Baggage X-rays and Body Scanners:
An Airport Health Hazard
Most, if not all states license the use of Radiological devices, such as X-Ray equipment to protect:
- the public,
- radiation workers,
- and the environment.
This is done by a state agency responsible for providing public health functions associated with administering a radiation control program. This includes:
- licensing of radioactive materials,
- registration of X-ray-producing machines,
- certification of medical and industrial X-ray and radioactive material users,
- inspection of facilities using radiation,
- investigation of radiation incidents, and
- surveillance of radioactive contamination in the environment.
In a traditional (normal) medical setting, these types of machines are only operated by certified techs.
Additionally, a state inspector comes every month to certify that the machines are calibrated correctly. On doing so, the inspection statement is hung in a visible area near the machine (visible to the public) with the date of inspecton and the inspectors name.
Furthermore, in a medical setting, the body part not being scanned is covered by lead to protect sensative tissue areas.
Even where such standards exist, mistakes happen:
X-Rays and Unshielded Infants
TSA uses radiological devices to x-ray baggage, and now, people as well in Body scanning devices. TSA management insists these devices are safe, but many other reputable authorities say otherwise:
U.S. Government Glossed Over Cancer Concerns As It Rolled Out Airport X-Ray Scanners
Every day, millions of people pass close by or through these devices, which operate continuously without shielding either for passengers or workers.

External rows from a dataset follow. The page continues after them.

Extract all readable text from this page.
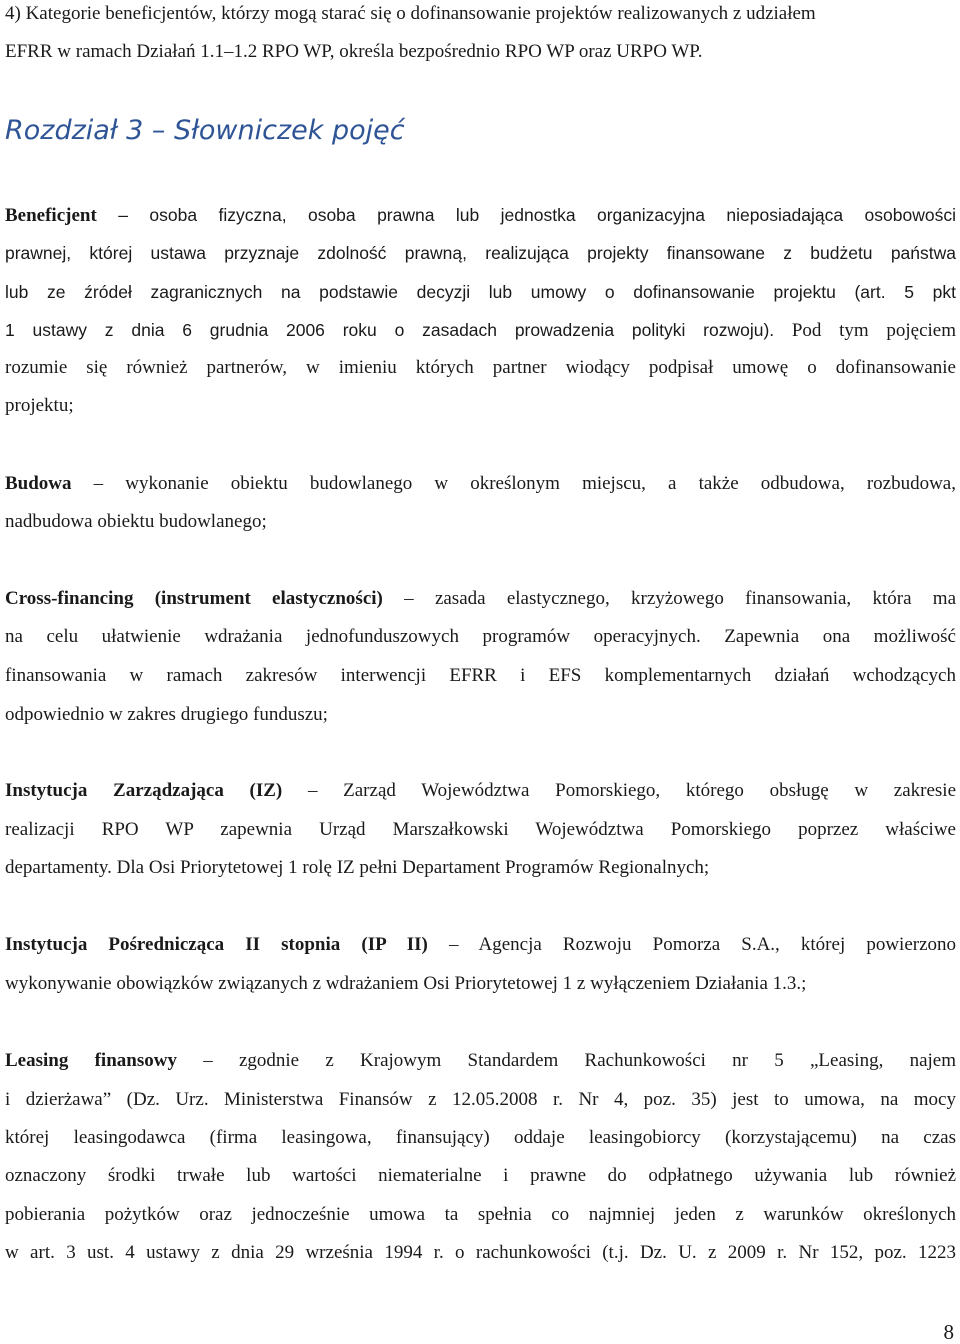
4) Kategorie beneficjentów, którzy mogą starać się o dofinansowanie projektów realizowanych z udziałem
EFRR w ramach Działań 1.1–1.2 RPO WP, określa bezpośrednio RPO WP oraz URPO WP.
Rozdział 3 – Słowniczek pojęć
Beneficjent – osoba fizyczna, osoba prawna lub jednostka organizacyjna nieposiadająca osobowości
prawnej, której ustawa przyznaje zdolność prawną, realizująca projekty finansowane z budżetu państwa
lub ze źródeł zagranicznych na podstawie decyzji lub umowy o dofinansowanie projektu (art. 5 pkt
1 ustawy z dnia 6 grudnia 2006 roku o zasadach prowadzenia polityki rozwoju). Pod tym pojęciem
rozumie się również partnerów, w imieniu których partner wiodący podpisał umowę o dofinansowanie
projektu;
Budowa – wykonanie obiektu budowlanego w określonym miejscu, a także odbudowa, rozbudowa,
nadbudowa obiektu budowlanego;
Cross-financing (instrument elastyczności) – zasada elastycznego, krzyżowego finansowania, która ma
na celu ułatwienie wdrażania jednofunduszowych programów operacyjnych. Zapewnia ona możliwość
finansowania w ramach zakresów interwencji EFRR i EFS komplementarnych działań wchodzących
odpowiednio w zakres drugiego funduszu;
Instytucja Zarządzająca (IZ) – Zarząd Województwa Pomorskiego, którego obsługę w zakresie
realizacji RPO WP zapewnia Urząd Marszałkowski Województwa Pomorskiego poprzez właściwe
departamenty. Dla Osi Priorytetowej 1 rolę IZ pełni Departament Programów Regionalnych;
Instytucja Pośrednicząca II stopnia (IP II) – Agencja Rozwoju Pomorza S.A., której powierzono
wykonywanie obowiązków związanych z wdrażaniem Osi Priorytetowej 1 z wyłączeniem Działania 1.3.;
Leasing finansowy – zgodnie z Krajowym Standardem Rachunkowości nr 5 „Leasing, najem
i dzierżawa” (Dz. Urz. Ministerstwa Finansów z 12.05.2008 r. Nr 4, poz. 35) jest to umowa, na mocy
której leasingodawca (firma leasingowa, finansujący) oddaje leasingobiorcy (korzystającemu) na czas
oznaczony środki trwałe lub wartości niematerialne i prawne do odpłatnego używania lub również
pobierania pożytków oraz jednocześnie umowa ta spełnia co najmniej jeden z warunków określonych
w art. 3 ust. 4 ustawy z dnia 29 września 1994 r. o rachunkowości (t.j. Dz. U. z 2009 r. Nr 152, poz. 1223
8
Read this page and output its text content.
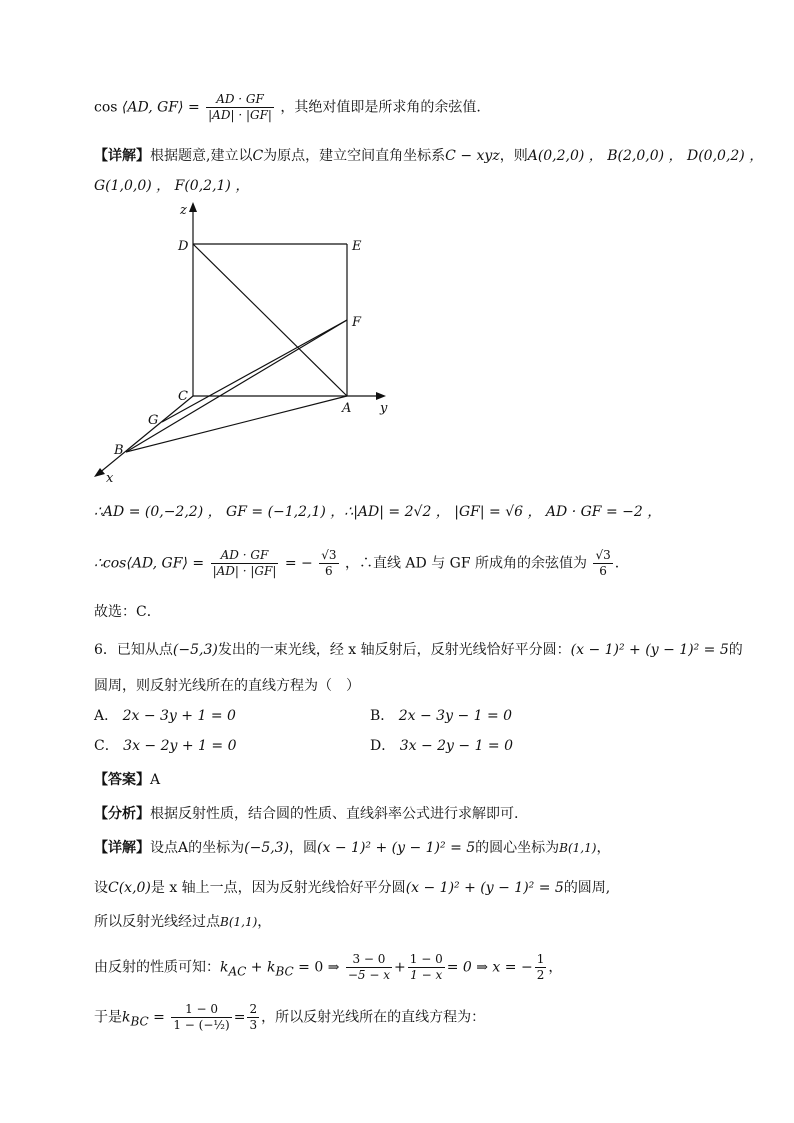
cos ⟨AD, GF⟩ = $\frac{AD \cdot GF}{|AD| \cdot |GF|}$ ，其绝对值即是所求角的余弦值.
【详解】根据题意,建立以C为原点，建立空间直角坐标系C − xyz，则A(0,2,0) ， B(2,0,0) ， D(0,0,2) ，
G(1,0,0) ， F(0,2,1) ，
z
y
x
D	E
F
C
A
G
B
∴AD = (0,−2,2) ， GF = (−1,2,1) ，∴|AD| = 2√2 ， |GF| = √6 ， AD · GF = −2 ，
∴cos⟨AD, GF⟩ = $\frac{AD \cdot GF}{|AD| \cdot |GF|}$ = − $\frac{√3}{6}$ ，∴直线 AD 与 GF 所成角的余弦值为 $\frac{√3}{6}$ .
故选：C．
6．已知从点(−5,3)发出的一束光线，经 x 轴反射后，反射光线恰好平分圆：(x − 1)² + (y − 1)² = 5的
圆周，则反射光线所在的直线方程为（　）
A． 2x − 3y + 1 = 0	B． 2x − 3y − 1 = 0
C． 3x − 2y + 1 = 0	D． 3x − 2y − 1 = 0
【答案】A
【分析】根据反射性质，结合圆的性质、直线斜率公式进行求解即可.
【详解】设点A的坐标为(−5,3)，圆(x − 1)² + (y − 1)² = 5的圆心坐标为B(1,1)，
设C(x,0)是 x 轴上一点，因为反射光线恰好平分圆(x − 1)² + (y − 1)² = 5的圆周,
所以反射光线经过点B(1,1)，
由反射的性质可知：$k_{AC} + k_{BC} = 0$ ⇒ $\frac{3 - 0}{-5 - x} + \frac{1 - 0}{1 - x} = 0$ ⇒ x = − $\frac{1}{2}$ ，
于是$k_{BC} = \frac{1 - 0}{\text{1 − (−½)}} = \frac{2}{3}$ ，所以反射光线所在的直线方程为：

Recently, there have been reports of cancer clusters among TSA airport workers:
Did Airport Scanners Give Boston TSA Agents Cancer?
TSA workers, who stand next to unshielded X-ray equipment all day, every day, do not wear protective clothing and are not permitted to wear dosimeters. Read more here.
Individual scanners are not licensed or independently and regularly tested on site by state authorities who have experience testing X-ray equipment.
TSA employees who operate these X-ray devices are not licensed or trained in accordance with national standards for limited x-ray machine operators.
The National Association of Airline Passengers believes that all baggage x-rays and body scanners should be operated in accordance with the highest standards of safety, and that they should be regulary inspected and independently tested on site by each state's department of Radiologic Health, (or equivalent). In addition, TSA employees who operate this equipment, and those who supervise its operation, should be licensed in accordance with state and national standards.
The National Association of Airline Passengers believes that regular, independent state inspection and licensing of all TSA baggage and passenger screening equipment and operators is essential to preserving the health and safety of passengers, TSA employees, and the general public.